Endocarditis is a potentially life-threatening disease of the cardiac endothelium, most frequently involving the valves, caused by vegetations, infection, or both. Most cases of endocarditis are infectious, but it can also have noninfectious etiologies, such as in Libman-Sacks endocarditis where vegetations form secondary to autoimmune disease. Additionally, endocarditis can present as either acute or subacute disease and may be valvular or nonvalvular.

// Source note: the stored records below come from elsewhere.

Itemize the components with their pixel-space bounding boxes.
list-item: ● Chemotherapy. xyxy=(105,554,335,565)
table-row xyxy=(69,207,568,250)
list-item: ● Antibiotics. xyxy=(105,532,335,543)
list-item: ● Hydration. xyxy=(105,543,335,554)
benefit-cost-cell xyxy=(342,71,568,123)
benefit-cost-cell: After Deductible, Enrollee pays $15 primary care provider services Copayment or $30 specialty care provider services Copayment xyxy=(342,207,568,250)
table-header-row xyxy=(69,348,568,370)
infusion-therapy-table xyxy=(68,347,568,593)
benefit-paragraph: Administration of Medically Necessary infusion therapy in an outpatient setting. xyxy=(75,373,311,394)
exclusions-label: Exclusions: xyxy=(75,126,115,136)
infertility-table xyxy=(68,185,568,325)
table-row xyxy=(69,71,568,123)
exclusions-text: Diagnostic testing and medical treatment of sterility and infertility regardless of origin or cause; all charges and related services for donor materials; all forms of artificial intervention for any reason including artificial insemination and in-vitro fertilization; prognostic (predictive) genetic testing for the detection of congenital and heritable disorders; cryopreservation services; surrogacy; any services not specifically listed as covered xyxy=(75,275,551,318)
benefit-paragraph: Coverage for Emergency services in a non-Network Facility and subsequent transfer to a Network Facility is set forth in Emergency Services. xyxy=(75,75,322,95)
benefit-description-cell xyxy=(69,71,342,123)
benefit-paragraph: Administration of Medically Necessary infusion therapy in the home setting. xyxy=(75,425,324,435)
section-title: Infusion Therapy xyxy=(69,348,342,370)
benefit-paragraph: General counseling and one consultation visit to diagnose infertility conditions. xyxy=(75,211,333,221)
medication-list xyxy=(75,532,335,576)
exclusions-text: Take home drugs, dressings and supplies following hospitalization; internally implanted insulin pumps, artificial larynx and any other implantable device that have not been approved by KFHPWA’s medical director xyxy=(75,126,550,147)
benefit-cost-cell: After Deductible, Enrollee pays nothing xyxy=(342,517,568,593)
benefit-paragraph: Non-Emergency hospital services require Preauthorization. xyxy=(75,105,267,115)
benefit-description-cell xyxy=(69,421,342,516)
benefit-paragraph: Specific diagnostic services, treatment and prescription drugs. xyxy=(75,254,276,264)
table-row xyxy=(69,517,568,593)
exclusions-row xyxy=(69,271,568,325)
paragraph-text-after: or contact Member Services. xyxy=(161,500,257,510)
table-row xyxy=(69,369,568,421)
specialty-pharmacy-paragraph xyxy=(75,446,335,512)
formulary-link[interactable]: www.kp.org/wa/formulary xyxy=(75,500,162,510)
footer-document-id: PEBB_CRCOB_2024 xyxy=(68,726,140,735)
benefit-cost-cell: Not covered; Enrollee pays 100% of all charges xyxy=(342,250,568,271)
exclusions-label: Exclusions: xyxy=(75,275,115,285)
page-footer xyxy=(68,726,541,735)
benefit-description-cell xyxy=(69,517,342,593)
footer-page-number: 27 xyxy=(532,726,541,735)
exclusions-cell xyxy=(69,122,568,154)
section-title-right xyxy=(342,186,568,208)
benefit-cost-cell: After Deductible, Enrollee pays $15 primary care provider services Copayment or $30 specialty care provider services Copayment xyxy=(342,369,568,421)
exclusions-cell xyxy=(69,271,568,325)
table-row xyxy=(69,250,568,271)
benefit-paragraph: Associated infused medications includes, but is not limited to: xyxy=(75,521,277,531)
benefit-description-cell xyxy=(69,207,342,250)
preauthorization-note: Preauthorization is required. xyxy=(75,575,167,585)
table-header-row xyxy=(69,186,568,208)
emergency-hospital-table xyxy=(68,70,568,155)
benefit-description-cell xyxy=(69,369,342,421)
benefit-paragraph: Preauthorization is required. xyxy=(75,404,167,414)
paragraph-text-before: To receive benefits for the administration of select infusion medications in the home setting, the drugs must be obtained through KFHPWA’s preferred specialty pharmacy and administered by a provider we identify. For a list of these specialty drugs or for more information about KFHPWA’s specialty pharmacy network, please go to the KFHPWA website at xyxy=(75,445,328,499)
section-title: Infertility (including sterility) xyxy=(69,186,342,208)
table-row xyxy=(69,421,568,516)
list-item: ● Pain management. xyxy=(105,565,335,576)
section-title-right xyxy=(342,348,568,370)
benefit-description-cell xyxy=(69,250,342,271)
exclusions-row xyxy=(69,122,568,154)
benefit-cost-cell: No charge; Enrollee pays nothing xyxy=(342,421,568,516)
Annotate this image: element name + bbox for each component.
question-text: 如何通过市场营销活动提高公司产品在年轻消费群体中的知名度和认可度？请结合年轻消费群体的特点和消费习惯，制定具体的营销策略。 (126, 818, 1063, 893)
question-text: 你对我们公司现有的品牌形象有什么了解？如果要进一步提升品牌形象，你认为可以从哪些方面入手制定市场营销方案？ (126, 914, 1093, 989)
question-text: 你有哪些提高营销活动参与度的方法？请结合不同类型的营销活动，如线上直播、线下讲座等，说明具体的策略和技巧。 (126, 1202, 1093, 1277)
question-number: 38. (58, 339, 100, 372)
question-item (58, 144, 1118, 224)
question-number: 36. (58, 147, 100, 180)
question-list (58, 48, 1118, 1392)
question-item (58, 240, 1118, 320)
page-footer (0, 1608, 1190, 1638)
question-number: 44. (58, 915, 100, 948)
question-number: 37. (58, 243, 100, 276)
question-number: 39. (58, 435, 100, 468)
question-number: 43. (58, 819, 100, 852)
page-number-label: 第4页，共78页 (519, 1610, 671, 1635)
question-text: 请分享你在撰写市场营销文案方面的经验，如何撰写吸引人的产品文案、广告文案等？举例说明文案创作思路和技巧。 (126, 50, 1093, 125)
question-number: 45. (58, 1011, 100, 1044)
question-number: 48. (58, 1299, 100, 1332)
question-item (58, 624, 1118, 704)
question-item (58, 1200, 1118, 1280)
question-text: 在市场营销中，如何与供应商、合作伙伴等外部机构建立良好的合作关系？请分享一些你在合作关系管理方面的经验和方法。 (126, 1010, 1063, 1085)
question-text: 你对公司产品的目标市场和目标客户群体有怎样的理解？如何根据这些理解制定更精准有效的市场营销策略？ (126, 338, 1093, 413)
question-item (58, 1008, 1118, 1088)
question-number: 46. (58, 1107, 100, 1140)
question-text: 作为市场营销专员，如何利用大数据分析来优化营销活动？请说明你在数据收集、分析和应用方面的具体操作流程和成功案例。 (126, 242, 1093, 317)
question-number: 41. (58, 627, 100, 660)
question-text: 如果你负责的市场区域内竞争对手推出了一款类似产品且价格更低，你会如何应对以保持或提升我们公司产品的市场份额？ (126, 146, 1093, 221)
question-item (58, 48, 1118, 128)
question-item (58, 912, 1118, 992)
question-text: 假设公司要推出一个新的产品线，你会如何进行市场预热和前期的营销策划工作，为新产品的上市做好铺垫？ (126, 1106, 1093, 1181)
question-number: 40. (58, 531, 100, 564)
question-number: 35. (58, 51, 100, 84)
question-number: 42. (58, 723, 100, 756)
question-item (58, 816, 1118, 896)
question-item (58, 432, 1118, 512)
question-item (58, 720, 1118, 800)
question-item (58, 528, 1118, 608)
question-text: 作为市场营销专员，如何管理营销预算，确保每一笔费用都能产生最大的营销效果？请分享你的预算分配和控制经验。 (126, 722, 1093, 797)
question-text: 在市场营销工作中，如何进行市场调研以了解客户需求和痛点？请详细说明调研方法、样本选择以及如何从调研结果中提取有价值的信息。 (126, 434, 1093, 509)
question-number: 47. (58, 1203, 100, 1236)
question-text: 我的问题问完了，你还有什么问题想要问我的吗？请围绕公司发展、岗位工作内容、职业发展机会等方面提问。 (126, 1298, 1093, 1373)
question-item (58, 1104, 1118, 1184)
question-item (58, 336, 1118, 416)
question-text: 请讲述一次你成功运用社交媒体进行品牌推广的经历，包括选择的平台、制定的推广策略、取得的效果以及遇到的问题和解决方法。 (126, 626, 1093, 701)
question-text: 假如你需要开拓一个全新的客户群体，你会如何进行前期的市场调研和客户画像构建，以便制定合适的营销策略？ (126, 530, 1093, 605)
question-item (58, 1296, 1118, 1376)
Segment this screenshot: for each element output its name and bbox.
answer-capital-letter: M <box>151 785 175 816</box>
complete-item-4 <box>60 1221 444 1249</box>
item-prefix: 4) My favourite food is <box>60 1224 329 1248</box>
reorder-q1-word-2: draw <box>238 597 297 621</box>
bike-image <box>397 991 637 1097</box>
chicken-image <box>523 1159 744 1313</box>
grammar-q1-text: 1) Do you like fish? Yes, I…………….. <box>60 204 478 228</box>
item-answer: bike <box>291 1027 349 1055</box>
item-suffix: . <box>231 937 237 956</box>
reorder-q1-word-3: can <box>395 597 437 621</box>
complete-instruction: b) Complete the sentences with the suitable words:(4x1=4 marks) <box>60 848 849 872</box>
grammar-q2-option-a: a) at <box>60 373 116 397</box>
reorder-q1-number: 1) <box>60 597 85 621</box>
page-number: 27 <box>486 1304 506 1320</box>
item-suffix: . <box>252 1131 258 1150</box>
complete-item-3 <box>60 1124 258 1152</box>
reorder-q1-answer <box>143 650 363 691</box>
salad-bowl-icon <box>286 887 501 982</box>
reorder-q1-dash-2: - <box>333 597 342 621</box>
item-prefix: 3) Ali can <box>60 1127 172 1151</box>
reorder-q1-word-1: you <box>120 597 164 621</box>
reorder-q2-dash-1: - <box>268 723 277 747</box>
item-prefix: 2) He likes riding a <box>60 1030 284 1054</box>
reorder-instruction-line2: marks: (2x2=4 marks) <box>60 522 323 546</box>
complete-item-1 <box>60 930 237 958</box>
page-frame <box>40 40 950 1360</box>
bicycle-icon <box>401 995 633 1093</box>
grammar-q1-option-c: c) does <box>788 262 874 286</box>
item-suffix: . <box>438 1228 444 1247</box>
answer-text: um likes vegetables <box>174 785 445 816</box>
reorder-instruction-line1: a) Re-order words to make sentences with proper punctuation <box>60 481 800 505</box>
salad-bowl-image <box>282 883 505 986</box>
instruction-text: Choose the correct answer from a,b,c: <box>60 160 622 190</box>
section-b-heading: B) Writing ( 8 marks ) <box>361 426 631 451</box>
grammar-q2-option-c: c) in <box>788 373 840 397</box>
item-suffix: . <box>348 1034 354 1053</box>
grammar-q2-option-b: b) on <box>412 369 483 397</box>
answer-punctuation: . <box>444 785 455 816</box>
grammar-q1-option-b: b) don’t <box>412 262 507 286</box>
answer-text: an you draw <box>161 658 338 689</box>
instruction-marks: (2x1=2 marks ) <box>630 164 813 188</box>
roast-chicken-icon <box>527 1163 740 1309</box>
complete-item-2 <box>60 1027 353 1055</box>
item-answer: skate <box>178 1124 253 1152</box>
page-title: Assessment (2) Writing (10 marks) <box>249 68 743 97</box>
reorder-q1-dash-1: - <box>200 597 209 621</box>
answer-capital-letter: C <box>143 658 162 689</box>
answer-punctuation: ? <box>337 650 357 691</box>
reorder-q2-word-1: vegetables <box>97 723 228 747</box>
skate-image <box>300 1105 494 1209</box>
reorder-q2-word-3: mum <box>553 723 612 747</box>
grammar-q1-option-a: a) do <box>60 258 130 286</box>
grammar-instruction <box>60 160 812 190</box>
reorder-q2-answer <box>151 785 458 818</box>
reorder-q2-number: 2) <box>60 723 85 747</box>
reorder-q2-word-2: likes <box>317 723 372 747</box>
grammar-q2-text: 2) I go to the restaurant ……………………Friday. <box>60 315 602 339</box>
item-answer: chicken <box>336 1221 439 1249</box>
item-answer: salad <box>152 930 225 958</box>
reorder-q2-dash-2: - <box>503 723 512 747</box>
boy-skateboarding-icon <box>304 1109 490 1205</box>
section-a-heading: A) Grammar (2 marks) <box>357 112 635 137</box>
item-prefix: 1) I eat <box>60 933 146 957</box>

Endocarditis is a serious medical condition with an incidence rate of 15 per 100 000 people, an in-hospital mortality rate of around 20%, a 6-month mortality rate of around 30%, and a 1-year mortality rate approaching 40%. If surgery is indicated, early surgical intervention is associated with lower mortality. The incidence of endocarditis is increasing overall with more indwelling cardiovascular devices and increasing rates of intravenous (IV) drug use, which are major risk factors for this disease. Other risk factors include chronic hemodialysis, intravascular catheters, skin infections, recent dental procedures, poor dentition, prosthetic valve(s), age older than 60 years, male sex, congenital or acquired valvular heart disease, and prior infective endocarditis. Endocarditis should be considered in immunodeficient patients and patients with certain congenital or heritable heart malformations.
Community-acquired infection remains the most common cause of endocarditis, comprising up to 70% of cases, and is most commonly caused by oral, gastrointestinal (GI), and cutaneous bacteria. The most common bacterial cause in higher-income countries is Staphylococcus aureus (in up to 40% of cases).
Signs and symptoms include a sudden onset of high fever, sepsis, or systemic complications, especially in the setting of a new heart murmur. Additionally, worsening of an old murmur, hematuria, and vascular embolic events should raise concern for endocarditis. Although there are classically taught pathognomonic signs and symptoms consistent with endocarditis, such as Janeway lesions, Roth spots, and splinter hemorrhages, these are found in a minority of patients, and their absence should not eliminate endocarditis from the differential.
The risk of developing prosthetic valve endocarditis is greatest during the initial 3 months after surgery, remains high for 6 months, and then falls gradually. Infection generally occurs with equal frequency on aortic and mitral sites as well as on mechanical and bioprosthetic devices during the first postoperative year. Afterward, bioprosthetic valves have a higher risk of infection due to age-related alterations in the valves' surfaces.
Libman-Sacks endocarditis is a noninfective cardiac valve disease that was initially described in patients with systemic lupus erythematosus (SLE). This form of endocarditis might occur in patients with antiphospholipid antibody syndrome. Vegetations on cardiac valves in Libman-Sacks endocarditis are composed primarily of inflammatory cells and fibrin clots. Endocarditis is presumed to be caused by autoimmunity against a cardiac valve with concurrent hypercoagulability. Patients are often asymptomatic but may be discovered after a cardioembolism causes ischemic injury, such as stroke or peripheral embolic disease. Libman-Sacks endocarditis is most frequently seen on the mitral and/or aortic valves and may cause valve dysfunction.